LISBON (Reuters) -Portugal’s economic growth accelerated to 0.4% in the third quarter from the previous quarter’s 0.1% thanks to an unexpected rise in private consumption despite high inflation, although annual expansion slowed in a potential sign of things to come.
The National Institute of Statistics (INE) said on Monday in its flash estimate that between July and September, gross domestic product expanded 4.9% from the same period a year earlier, after a revised expansion of 7.4% in the second quarter.
The contribution of domestic demand to the quarter-on-quarter rise turned positive, “highlighting the growth of private consumption despite the acceleration of consumer prices, while the contribution of net external demand was lower than in the previous quarter”, the INE said.
“These are not bad numbers and show that consumers, despite having been buffeted by inflation, still showed purchasing power and perhaps even made anticipated purchases,” said Filipe Garcia, economist at IMF-Informacao de Mercados Financeiros consultants.
Portuguese consumer prices rose 10.2% year-on-year in October, at their fastest pace since May 1992 and up from 9.3% in the previous month.
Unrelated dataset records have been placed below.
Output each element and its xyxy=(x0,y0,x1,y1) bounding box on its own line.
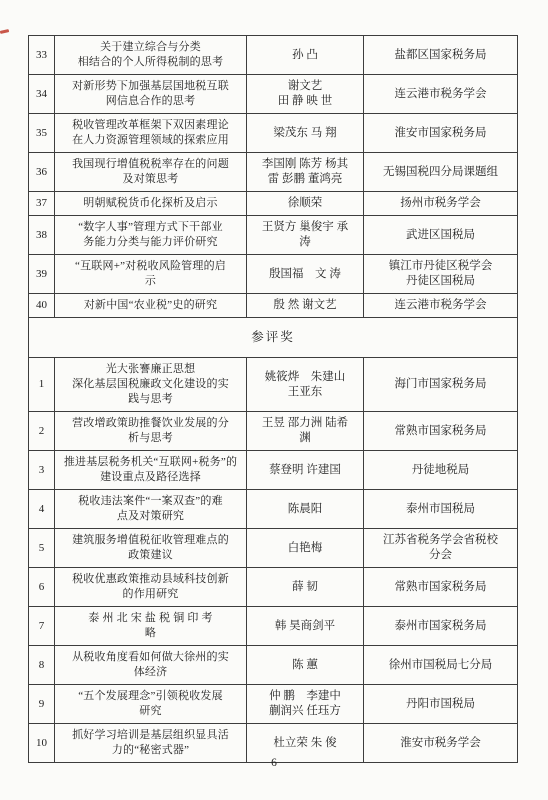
cell-org: 海门市国家税务局 xyxy=(364,358,518,412)
award-table-body: 33关于建立综合与分类 相结合的个人所得税制的思考孙 凸盐都区国家税务局34对新… xyxy=(29,36,518,763)
table-row: 9“五个发展理念”引领税收发展 研究仲 鹏 李建中 蒯润兴 任珏方丹阳市国税局 xyxy=(29,685,518,724)
cell-title: 推进基层税务机关“互联网+税务”的 建设重点及路径选择 xyxy=(55,451,247,490)
cell-authors: 殷国福 文 涛 xyxy=(247,255,364,294)
table-row: 2营改增政策助推餐饮业发展的分 析与思考王昱 邵力洲 陆希 渊常熟市国家税务局 xyxy=(29,412,518,451)
cell-org: 丹徒地税局 xyxy=(364,451,518,490)
table-row: 1光大张謇廉正思想 深化基层国税廉政文化建设的实 践与思考姚筱烨 朱建山 王亚东… xyxy=(29,358,518,412)
cell-no: 5 xyxy=(29,529,55,568)
scanned-page: 33关于建立综合与分类 相结合的个人所得税制的思考孙 凸盐都区国家税务局34对新… xyxy=(0,0,548,800)
cell-org: 镇江市丹徒区税学会 丹徒区国税局 xyxy=(364,255,518,294)
table-row: 37明朝赋税货币化探析及启示徐顺荣扬州市税务学会 xyxy=(29,192,518,216)
cell-org: 常熟市国家税务局 xyxy=(364,412,518,451)
cell-org: 丹阳市国税局 xyxy=(364,685,518,724)
cell-title: 税收管理改革框架下双因素理论 在人力资源管理领域的探索应用 xyxy=(55,114,247,153)
cell-org: 常熟市国家税务局 xyxy=(364,568,518,607)
table-row: 3推进基层税务机关“互联网+税务”的 建设重点及路径选择蔡登明 许建国丹徒地税局 xyxy=(29,451,518,490)
table-row: 40对新中国“农业税”史的研究殷 然 谢文艺连云港市税务学会 xyxy=(29,294,518,318)
cell-no: 9 xyxy=(29,685,55,724)
cell-org: 连云港市税务学会 xyxy=(364,75,518,114)
cell-authors: 梁茂东 马 翔 xyxy=(247,114,364,153)
cell-org: 无锡国税四分局课题组 xyxy=(364,153,518,192)
cell-org: 淮安市国家税务局 xyxy=(364,114,518,153)
cell-authors: 李国刚 陈芳 杨其 雷 彭鹏 董鸿亮 xyxy=(247,153,364,192)
cell-no: 8 xyxy=(29,646,55,685)
page-number: 6 xyxy=(0,757,548,769)
cell-authors: 薛 韧 xyxy=(247,568,364,607)
cell-authors: 白艳梅 xyxy=(247,529,364,568)
cell-org: 徐州市国税局七分局 xyxy=(364,646,518,685)
cell-title: 从税收角度看如何做大徐州的实 体经济 xyxy=(55,646,247,685)
cell-title: 税收违法案件“一案双查”的难 点及对策研究 xyxy=(55,490,247,529)
table-row: 38“数字人事”管理方式下干部业 务能力分类与能力评价研究王贤方 巢俊宇 承 涛… xyxy=(29,216,518,255)
table-row: 35税收管理改革框架下双因素理论 在人力资源管理领域的探索应用梁茂东 马 翔淮安… xyxy=(29,114,518,153)
cell-authors: 王昱 邵力洲 陆希 渊 xyxy=(247,412,364,451)
table-row: 34对新形势下加强基层国地税互联 网信息合作的思考谢文艺 田 静 映 世连云港市… xyxy=(29,75,518,114)
table-row: 36我国现行增值税税率存在的问题 及对策思考李国刚 陈芳 杨其 雷 彭鹏 董鸿亮… xyxy=(29,153,518,192)
table-row: 8从税收角度看如何做大徐州的实 体经济陈 蕙徐州市国税局七分局 xyxy=(29,646,518,685)
cell-org: 武进区国税局 xyxy=(364,216,518,255)
cell-title: 明朝赋税货币化探析及启示 xyxy=(55,192,247,216)
cell-title: 对新形势下加强基层国地税互联 网信息合作的思考 xyxy=(55,75,247,114)
cell-authors: 姚筱烨 朱建山 王亚东 xyxy=(247,358,364,412)
cell-authors: 陈 蕙 xyxy=(247,646,364,685)
cell-title: “互联网+”对税收风险管理的启 示 xyxy=(55,255,247,294)
cell-authors: 孙 凸 xyxy=(247,36,364,75)
cell-no: 34 xyxy=(29,75,55,114)
section-header-row: 参评奖 xyxy=(29,318,518,358)
cell-no: 39 xyxy=(29,255,55,294)
cell-authors: 谢文艺 田 静 映 世 xyxy=(247,75,364,114)
cell-org: 泰州市国家税务局 xyxy=(364,607,518,646)
cell-org: 泰州市国税局 xyxy=(364,490,518,529)
cell-no: 37 xyxy=(29,192,55,216)
cell-authors: 仲 鹏 李建中 蒯润兴 任珏方 xyxy=(247,685,364,724)
cell-no: 1 xyxy=(29,358,55,412)
cell-authors: 徐顺荣 xyxy=(247,192,364,216)
cell-no: 2 xyxy=(29,412,55,451)
table-row: 7泰 州 北 宋 盐 税 铜 印 考 略韩 昊商剑平泰州市国家税务局 xyxy=(29,607,518,646)
cell-title: 对新中国“农业税”史的研究 xyxy=(55,294,247,318)
award-table: 33关于建立综合与分类 相结合的个人所得税制的思考孙 凸盐都区国家税务局34对新… xyxy=(28,35,518,763)
cell-no: 7 xyxy=(29,607,55,646)
cell-authors: 韩 昊商剑平 xyxy=(247,607,364,646)
cell-authors: 蔡登明 许建国 xyxy=(247,451,364,490)
cell-title: 光大张謇廉正思想 深化基层国税廉政文化建设的实 践与思考 xyxy=(55,358,247,412)
cell-org: 江苏省税务学会省税校 分会 xyxy=(364,529,518,568)
cell-authors: 王贤方 巢俊宇 承 涛 xyxy=(247,216,364,255)
cell-title: 税收优惠政策推动县域科技创新 的作用研究 xyxy=(55,568,247,607)
table-row: 5建筑服务增值税征收管理难点的 政策建议白艳梅江苏省税务学会省税校 分会 xyxy=(29,529,518,568)
cell-org: 连云港市税务学会 xyxy=(364,294,518,318)
cell-no: 40 xyxy=(29,294,55,318)
cell-authors: 殷 然 谢文艺 xyxy=(247,294,364,318)
table-row: 39“互联网+”对税收风险管理的启 示殷国福 文 涛镇江市丹徒区税学会 丹徒区国… xyxy=(29,255,518,294)
table-row: 4税收违法案件“一案双查”的难 点及对策研究陈晨阳泰州市国税局 xyxy=(29,490,518,529)
cell-no: 6 xyxy=(29,568,55,607)
cell-title: 建筑服务增值税征收管理难点的 政策建议 xyxy=(55,529,247,568)
cell-title: 关于建立综合与分类 相结合的个人所得税制的思考 xyxy=(55,36,247,75)
cell-title: “五个发展理念”引领税收发展 研究 xyxy=(55,685,247,724)
section-header: 参评奖 xyxy=(29,318,518,358)
cell-title: 营改增政策助推餐饮业发展的分 析与思考 xyxy=(55,412,247,451)
cell-title: 泰 州 北 宋 盐 税 铜 印 考 略 xyxy=(55,607,247,646)
cell-title: 我国现行增值税税率存在的问题 及对策思考 xyxy=(55,153,247,192)
cell-no: 38 xyxy=(29,216,55,255)
table-row: 33关于建立综合与分类 相结合的个人所得税制的思考孙 凸盐都区国家税务局 xyxy=(29,36,518,75)
cell-title: “数字人事”管理方式下干部业 务能力分类与能力评价研究 xyxy=(55,216,247,255)
cell-no: 4 xyxy=(29,490,55,529)
cell-no: 36 xyxy=(29,153,55,192)
cell-org: 扬州市税务学会 xyxy=(364,192,518,216)
cell-authors: 陈晨阳 xyxy=(247,490,364,529)
cell-no: 33 xyxy=(29,36,55,75)
cell-no: 35 xyxy=(29,114,55,153)
red-pen-mark xyxy=(0,29,9,34)
table-row: 6税收优惠政策推动县域科技创新 的作用研究薛 韧常熟市国家税务局 xyxy=(29,568,518,607)
cell-org: 盐都区国家税务局 xyxy=(364,36,518,75)
cell-no: 3 xyxy=(29,451,55,490)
Garcia said the GDP figures included part of the summer period, “which was the best year ever for tourism in Portugal and this positively impacted activity”, and the economy likely decelerated from September onwards, although activity seems to be above the European average.
Paulo Rosa, senior economist at Banco Carregosa, expected a contraction this quarter from the third after six consecutive quarters of growth, while year-on-year, activity could stagnate or grow just 2%, but said that the government’s target for the whole year was within reach.
The government expects the economy to grow 6.5% this year, before slowing down to 1.3% in 2023, hampered by high energy and food prices across Europe and the erosion of savings accumulated during the pandemic.
Last year, GDP grew 4.9%, when it bounced back from an 8.4% pandemic-induced contraction which was the worst annual decline since 1936.